My passport has nearly run out of pages & I'm looking to renew it online. I would not like to go back to the UK just to renew my passport.

I'd like help with a courier service to send my passport to Liverpool in the UK and to send it from the UK to Manila and receive it.

Has anybody used a specific service for this beforehand?

Advise would be greatly appreciated, thankyou very much,
J


----------



## expatuk2016 (Mar 20, 2016)

Hi there i used LBC , you can track your passport from the office to Manila to DHL in Germany to having it signed for in Liverpool , you can apply online and pay for the application, then just go to lbc costs around 2600 pesos.


----------



## Crazy_about_Scuba (Jun 11, 2018)

expatuk2016 said:


> Hi there i used LBC , you can track your passport from the office to Manila to DHL in Germany to having it signed for in Liverpool , you can apply online and pay for the application, then just go to lbc costs around 2600 pesos.


Great, thankyou so much for the response.

Did you keep your passport & send colour photocopies?

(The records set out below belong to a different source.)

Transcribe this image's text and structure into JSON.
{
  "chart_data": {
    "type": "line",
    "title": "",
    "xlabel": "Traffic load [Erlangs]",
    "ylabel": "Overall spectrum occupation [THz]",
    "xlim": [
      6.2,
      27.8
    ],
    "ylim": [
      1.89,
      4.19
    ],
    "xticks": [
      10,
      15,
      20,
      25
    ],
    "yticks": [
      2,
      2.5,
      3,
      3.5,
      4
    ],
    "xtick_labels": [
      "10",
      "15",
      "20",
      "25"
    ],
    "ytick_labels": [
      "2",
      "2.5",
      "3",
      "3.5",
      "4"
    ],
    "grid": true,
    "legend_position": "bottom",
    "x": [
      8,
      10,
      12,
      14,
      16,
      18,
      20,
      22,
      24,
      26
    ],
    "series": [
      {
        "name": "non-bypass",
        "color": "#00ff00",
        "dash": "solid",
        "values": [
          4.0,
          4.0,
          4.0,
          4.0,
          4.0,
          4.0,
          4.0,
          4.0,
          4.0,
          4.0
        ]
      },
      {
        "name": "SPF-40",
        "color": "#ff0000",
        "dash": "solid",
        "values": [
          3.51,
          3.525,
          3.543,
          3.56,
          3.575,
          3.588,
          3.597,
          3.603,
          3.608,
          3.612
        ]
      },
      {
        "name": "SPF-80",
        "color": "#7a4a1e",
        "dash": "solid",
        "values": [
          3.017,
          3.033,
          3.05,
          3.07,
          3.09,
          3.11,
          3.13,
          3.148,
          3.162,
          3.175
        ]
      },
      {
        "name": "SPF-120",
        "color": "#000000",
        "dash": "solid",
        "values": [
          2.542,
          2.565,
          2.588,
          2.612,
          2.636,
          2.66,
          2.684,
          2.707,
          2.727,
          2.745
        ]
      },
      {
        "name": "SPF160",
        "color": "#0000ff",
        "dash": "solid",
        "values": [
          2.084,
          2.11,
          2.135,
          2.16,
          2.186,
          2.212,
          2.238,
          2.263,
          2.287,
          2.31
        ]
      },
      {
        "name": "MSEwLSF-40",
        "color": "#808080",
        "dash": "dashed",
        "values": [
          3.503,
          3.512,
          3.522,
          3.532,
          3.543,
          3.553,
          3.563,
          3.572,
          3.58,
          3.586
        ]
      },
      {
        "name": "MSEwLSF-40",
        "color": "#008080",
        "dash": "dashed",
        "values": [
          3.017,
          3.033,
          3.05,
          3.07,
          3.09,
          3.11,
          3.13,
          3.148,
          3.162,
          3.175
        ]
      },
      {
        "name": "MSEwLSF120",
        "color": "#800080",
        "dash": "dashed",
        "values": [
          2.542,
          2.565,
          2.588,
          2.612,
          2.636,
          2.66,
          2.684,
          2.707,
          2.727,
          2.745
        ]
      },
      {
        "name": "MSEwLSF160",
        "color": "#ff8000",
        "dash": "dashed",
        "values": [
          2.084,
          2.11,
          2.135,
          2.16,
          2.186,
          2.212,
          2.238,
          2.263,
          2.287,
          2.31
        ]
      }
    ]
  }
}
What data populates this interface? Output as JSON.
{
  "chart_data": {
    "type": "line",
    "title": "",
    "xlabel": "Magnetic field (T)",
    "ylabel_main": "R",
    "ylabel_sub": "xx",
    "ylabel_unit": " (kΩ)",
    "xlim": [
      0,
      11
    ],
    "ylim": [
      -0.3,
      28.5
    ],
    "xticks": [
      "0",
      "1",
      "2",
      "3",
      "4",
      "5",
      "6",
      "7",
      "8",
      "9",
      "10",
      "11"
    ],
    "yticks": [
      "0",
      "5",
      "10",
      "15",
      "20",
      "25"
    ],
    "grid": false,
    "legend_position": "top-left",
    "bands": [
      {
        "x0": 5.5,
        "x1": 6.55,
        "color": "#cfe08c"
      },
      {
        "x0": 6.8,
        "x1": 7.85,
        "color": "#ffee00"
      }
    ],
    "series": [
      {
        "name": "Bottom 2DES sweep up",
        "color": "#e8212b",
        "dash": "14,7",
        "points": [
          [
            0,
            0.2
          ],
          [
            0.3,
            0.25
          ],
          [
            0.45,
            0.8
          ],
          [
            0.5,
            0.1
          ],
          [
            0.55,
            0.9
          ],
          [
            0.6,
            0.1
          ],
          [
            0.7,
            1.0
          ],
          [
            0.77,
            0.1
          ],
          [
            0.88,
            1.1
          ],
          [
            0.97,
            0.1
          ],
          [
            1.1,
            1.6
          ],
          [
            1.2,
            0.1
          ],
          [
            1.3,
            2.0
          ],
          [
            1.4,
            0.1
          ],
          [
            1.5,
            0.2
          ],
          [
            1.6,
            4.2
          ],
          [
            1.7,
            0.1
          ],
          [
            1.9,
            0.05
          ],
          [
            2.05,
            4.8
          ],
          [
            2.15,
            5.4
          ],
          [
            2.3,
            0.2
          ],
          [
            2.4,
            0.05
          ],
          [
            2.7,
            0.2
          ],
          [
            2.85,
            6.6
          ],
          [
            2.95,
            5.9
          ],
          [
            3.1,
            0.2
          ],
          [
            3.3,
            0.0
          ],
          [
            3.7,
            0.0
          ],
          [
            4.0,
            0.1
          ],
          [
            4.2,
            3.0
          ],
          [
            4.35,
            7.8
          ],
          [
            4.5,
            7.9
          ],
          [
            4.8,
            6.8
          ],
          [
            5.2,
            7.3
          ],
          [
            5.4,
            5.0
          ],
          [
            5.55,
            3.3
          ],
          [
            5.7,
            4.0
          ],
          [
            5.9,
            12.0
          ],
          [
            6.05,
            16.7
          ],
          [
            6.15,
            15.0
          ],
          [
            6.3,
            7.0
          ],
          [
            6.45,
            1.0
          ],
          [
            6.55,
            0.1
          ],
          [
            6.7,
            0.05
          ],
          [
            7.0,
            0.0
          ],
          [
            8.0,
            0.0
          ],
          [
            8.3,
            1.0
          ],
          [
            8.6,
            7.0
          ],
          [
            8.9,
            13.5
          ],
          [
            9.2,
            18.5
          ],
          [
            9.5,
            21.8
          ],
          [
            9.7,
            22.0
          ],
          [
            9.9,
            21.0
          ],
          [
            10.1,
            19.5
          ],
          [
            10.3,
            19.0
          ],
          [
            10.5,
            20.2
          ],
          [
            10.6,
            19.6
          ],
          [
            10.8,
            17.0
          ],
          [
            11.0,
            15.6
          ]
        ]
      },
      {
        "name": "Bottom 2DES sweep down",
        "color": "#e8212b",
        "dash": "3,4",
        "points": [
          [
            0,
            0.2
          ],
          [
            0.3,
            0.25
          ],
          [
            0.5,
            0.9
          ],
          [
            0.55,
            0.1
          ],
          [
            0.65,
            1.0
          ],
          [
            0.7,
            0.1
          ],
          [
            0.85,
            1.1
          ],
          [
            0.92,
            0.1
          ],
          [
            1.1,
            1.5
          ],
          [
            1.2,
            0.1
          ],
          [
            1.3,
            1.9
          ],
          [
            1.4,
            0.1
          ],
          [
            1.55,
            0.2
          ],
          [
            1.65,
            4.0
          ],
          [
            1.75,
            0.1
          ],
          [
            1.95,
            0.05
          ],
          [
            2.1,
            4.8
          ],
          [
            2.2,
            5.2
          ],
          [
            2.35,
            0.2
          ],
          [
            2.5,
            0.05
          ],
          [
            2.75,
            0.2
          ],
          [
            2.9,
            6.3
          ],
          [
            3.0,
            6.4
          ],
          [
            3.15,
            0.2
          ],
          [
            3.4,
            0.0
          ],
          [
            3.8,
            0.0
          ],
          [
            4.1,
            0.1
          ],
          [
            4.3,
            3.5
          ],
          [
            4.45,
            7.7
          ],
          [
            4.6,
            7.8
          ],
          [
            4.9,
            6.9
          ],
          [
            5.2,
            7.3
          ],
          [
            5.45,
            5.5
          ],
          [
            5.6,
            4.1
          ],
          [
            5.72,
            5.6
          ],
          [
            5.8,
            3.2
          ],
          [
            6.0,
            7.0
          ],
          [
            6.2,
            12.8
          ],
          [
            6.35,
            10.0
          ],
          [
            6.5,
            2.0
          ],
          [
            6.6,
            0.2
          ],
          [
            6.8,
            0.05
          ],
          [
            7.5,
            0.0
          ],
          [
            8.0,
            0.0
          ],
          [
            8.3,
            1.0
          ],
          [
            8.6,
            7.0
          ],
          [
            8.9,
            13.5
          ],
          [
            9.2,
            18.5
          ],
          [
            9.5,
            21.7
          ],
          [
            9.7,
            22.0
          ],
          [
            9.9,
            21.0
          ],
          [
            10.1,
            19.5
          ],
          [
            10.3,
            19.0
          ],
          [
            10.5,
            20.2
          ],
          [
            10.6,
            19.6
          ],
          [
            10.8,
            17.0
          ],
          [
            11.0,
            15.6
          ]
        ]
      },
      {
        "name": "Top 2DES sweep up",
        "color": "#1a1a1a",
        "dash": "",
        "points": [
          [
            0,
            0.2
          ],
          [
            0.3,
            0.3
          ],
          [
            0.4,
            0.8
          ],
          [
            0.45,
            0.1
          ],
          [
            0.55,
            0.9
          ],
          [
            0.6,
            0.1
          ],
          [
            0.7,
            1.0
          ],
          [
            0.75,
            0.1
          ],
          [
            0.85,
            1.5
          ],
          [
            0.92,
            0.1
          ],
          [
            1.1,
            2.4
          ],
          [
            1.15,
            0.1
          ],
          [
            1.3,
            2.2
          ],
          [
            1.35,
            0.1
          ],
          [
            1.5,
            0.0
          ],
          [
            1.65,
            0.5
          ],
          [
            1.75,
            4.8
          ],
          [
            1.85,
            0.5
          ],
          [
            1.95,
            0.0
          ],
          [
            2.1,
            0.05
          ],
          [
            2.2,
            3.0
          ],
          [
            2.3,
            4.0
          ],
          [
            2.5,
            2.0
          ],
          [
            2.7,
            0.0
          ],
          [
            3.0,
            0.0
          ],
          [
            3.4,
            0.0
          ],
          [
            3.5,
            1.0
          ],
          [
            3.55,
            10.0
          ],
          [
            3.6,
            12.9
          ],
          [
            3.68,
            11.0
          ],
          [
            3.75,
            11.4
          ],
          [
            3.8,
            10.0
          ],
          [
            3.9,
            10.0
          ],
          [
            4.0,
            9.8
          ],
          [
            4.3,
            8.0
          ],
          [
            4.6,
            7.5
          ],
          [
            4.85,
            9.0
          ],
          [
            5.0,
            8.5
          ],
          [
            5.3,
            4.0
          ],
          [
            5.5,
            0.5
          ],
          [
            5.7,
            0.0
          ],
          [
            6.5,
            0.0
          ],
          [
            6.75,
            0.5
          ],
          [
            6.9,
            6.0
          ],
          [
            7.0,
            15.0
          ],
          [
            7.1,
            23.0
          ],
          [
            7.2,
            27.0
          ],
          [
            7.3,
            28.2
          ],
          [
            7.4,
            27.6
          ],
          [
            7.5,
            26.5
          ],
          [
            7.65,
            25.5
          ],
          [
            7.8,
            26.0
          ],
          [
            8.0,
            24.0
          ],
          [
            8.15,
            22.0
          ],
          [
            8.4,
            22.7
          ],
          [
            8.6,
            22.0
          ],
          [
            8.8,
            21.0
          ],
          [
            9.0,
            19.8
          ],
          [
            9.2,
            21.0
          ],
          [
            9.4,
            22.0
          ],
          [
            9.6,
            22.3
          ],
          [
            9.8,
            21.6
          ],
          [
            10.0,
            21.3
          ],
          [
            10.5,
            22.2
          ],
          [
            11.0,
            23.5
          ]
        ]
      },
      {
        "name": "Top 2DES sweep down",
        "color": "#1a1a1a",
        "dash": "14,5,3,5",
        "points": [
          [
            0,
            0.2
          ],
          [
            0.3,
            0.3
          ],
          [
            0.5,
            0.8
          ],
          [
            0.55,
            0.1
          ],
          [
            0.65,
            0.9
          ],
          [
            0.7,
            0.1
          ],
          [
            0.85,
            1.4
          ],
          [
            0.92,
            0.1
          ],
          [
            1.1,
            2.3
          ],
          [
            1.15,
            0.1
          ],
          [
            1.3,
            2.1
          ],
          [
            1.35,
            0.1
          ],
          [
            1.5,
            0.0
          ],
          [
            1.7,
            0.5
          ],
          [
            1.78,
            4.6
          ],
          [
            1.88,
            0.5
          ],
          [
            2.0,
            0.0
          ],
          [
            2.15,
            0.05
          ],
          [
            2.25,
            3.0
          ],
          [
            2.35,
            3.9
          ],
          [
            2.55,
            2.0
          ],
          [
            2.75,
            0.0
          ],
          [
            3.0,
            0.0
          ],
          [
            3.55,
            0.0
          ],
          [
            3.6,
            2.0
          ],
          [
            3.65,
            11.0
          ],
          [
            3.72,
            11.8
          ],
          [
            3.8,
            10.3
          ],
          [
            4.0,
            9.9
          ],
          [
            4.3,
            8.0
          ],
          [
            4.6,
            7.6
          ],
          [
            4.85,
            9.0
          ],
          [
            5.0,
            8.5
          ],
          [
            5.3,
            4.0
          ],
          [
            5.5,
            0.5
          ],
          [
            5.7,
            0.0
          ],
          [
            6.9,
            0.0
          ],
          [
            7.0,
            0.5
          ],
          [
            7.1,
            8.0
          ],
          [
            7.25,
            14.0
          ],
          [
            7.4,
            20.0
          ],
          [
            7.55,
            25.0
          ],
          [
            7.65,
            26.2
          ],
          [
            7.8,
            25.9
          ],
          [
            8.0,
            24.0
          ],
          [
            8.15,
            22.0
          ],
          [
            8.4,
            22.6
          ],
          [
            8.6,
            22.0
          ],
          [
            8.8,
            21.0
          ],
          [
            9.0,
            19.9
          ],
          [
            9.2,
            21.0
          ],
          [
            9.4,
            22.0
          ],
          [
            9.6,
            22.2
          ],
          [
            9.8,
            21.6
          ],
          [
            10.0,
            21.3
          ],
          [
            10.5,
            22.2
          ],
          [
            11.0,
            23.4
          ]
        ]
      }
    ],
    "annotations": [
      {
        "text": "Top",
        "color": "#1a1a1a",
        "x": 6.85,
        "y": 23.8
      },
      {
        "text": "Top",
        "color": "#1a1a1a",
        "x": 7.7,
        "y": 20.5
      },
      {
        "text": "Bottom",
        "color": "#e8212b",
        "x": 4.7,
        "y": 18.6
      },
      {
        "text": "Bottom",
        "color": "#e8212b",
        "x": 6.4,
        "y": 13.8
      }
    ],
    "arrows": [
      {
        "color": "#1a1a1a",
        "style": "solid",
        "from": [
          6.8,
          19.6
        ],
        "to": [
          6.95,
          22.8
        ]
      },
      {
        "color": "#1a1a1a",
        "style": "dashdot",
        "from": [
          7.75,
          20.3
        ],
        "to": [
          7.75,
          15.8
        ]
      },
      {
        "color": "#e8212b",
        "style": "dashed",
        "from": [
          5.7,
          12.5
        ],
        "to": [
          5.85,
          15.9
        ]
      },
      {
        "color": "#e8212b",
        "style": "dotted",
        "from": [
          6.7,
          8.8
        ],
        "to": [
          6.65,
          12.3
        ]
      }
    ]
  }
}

Or did you keep the photocopies and send the real passport?

Do they return your old passport also?

Many thanks for the advice!


----------



## bigpearl (Jan 24, 2016)

Crazy_about_Scuba said:


> Hi,
> 
> My passport has nearly run out of pages & I'm looking to renew it online. I would not like to go back to the UK just to renew my passport.
> 
> ...


If your passport is current and in date you have no problems as I experienced some 10 years ago with all pages filled, the new entry or exit is stamped over previous entries and is legible but at times makes hard reading for Immigration no matter the country on your next stop.

Cheers, Steve.


----------



## hogrider (May 25, 2010)

Crazy_about_Scuba said:


> Great, thankyou so much for the response.
> 
> Did you keep your passport & send colour photocopies? Or did you keep the photocopies and send the real passport?
> 
> ...


Fill in the forms on line, then send your existing passport to Liverpool via courier, I used FedEx. They will use your online photo from Passport Section and issue you with a new passport which is sent back to you via courier, The original passport is also sent back to via courier a few days later.


----------